Input of video with Conv3D to resnet3D

I have a question abou using video with Conv3D.
My input is like [batch_size=128, channels=3, depth=32, height=64, width=64]
Like 32 RGB videos with size 64 * 64

I want to feed this input to resnet3D (3D version of resnet model) and fine tune it.
I am not sure how to feed 32 videos to resnet.
Does it matter to feed the input like:
first case: [batch_size=128, channels=3, depth=32, height=64, width=64]
or
second case: [batch_size=128, channels=3, height=64, width=64, depth=32]

It accepts both of the cases, but I dont know which one is the right way.

If I feed like second case, what will happen? The network will not learn or it will not learn efficiently?

Thank you

As per the documentation for Conv3d, the input shall be passed as [batch_size=128, channels=3, depth=32, height=64, width=64].

It might learn something and the effect of this on performance is unknown.
The common understanding might be lost between the design of the network and how the input is organized. It all depends on how you formulate the kernel size I guess. (whether it is designed keeping [batch_size, channel, depth, height, width] or [batch_size, channel, height, width, depth] in mind).

Given that you are using pretrained resnet3D model, it would have been trained with [batch_size, channel, depth, height, width].

Thank you for the reply.
I have another isue related to this issue.

I have a code in keras.

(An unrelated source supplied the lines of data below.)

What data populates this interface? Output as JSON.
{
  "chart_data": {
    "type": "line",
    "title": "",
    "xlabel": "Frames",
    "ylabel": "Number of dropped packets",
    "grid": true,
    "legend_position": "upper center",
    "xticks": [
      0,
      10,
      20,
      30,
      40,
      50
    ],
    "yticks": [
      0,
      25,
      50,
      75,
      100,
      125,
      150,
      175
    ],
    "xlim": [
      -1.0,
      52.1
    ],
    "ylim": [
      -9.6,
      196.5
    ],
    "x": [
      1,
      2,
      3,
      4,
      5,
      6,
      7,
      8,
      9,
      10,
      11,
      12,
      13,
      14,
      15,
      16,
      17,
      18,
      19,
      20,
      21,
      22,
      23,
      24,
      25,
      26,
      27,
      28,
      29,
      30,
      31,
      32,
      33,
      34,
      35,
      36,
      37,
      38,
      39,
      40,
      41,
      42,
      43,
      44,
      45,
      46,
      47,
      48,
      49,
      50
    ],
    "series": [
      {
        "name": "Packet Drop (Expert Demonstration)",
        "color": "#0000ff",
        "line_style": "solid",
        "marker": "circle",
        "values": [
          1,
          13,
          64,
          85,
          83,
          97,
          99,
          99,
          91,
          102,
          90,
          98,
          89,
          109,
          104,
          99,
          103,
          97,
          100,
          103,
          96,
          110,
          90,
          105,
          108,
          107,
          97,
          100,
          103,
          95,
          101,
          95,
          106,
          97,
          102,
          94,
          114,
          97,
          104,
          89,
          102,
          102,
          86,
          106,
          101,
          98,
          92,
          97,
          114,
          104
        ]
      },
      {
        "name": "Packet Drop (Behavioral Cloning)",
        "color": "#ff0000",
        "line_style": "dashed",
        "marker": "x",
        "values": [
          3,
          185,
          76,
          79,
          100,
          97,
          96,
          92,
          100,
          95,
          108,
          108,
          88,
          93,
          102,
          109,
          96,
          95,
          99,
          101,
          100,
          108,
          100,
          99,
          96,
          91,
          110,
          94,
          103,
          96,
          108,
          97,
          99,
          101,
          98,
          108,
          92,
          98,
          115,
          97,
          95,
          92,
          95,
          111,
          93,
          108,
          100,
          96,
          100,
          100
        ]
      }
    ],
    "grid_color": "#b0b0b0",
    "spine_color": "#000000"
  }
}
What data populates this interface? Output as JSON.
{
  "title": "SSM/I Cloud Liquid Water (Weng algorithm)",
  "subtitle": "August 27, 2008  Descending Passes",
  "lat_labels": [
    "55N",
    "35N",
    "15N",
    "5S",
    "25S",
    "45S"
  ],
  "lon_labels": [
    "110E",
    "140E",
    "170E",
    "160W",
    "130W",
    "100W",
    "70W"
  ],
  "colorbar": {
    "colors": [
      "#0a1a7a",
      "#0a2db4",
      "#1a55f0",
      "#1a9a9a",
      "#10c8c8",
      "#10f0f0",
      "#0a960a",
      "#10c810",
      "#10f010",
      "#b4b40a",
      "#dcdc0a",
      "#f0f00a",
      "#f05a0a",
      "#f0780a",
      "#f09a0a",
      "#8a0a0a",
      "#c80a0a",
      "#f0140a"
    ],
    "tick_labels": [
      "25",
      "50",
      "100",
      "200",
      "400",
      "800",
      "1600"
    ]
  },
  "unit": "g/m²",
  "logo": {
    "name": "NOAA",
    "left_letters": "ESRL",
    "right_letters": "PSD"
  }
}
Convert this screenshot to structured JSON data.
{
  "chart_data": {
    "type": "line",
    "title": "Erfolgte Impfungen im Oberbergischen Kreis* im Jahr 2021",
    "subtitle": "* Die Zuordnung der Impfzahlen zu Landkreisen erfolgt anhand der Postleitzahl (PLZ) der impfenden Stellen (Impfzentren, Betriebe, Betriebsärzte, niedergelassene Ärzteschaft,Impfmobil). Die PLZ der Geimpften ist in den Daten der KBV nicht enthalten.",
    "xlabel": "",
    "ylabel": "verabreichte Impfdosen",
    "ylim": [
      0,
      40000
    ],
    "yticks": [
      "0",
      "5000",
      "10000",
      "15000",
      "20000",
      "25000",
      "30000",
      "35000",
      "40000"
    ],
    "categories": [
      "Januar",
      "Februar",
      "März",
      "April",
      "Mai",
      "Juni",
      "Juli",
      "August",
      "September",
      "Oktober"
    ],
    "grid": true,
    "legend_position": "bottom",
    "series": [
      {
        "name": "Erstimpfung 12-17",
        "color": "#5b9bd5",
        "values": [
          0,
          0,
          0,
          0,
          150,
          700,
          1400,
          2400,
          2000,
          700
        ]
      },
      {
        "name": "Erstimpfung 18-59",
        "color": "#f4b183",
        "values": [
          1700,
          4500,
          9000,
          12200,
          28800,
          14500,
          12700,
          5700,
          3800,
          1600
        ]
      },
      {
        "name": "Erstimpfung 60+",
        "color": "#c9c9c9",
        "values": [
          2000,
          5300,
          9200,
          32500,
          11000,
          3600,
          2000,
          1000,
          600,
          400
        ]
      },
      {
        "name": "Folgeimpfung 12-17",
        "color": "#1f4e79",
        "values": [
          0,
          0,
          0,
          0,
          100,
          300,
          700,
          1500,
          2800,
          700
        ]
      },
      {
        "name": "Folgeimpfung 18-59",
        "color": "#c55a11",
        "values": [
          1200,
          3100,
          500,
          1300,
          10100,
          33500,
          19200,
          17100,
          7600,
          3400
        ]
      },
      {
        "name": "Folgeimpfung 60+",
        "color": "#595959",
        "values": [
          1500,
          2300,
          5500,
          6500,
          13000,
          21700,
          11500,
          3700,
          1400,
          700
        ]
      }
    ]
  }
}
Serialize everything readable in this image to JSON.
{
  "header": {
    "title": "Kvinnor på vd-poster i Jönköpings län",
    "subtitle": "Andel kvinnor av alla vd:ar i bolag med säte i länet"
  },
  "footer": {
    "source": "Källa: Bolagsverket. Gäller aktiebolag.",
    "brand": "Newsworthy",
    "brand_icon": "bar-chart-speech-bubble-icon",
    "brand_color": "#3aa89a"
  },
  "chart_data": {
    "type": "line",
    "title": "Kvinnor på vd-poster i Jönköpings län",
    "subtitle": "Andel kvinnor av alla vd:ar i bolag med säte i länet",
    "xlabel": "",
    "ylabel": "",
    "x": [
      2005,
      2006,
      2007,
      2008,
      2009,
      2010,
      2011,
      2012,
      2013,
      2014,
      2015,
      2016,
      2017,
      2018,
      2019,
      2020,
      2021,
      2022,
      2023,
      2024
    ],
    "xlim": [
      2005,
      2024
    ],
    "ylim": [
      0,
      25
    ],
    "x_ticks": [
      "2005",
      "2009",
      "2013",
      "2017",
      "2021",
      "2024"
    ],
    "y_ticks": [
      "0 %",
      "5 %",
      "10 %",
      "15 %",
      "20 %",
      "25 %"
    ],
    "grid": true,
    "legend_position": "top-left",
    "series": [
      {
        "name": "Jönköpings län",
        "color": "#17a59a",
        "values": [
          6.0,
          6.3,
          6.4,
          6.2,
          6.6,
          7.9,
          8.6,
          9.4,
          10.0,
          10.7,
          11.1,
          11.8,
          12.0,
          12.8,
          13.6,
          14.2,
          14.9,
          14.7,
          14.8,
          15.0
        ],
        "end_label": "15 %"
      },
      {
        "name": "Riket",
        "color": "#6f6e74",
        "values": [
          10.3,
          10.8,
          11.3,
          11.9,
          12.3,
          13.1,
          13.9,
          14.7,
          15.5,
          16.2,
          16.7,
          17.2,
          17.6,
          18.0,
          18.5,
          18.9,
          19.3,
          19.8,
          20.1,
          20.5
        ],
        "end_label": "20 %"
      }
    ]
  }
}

I have a problem understanding the “same” padding.
My input shape to this layer is: [128, 2048, 4, 2, 2]
This is my keras code:
combined = Conv3D(128, (3, 3, 3),strides=1, padding=‘same’)(combined)

And I want to do it in pytorch. What I did:
self.conv1 = nn.Conv3d(2048, 128, kernel_size=(3,3,3), stride=1, padding=( 1,1,1))

Are these perform the same?

Yes, in my understanding, they do the same.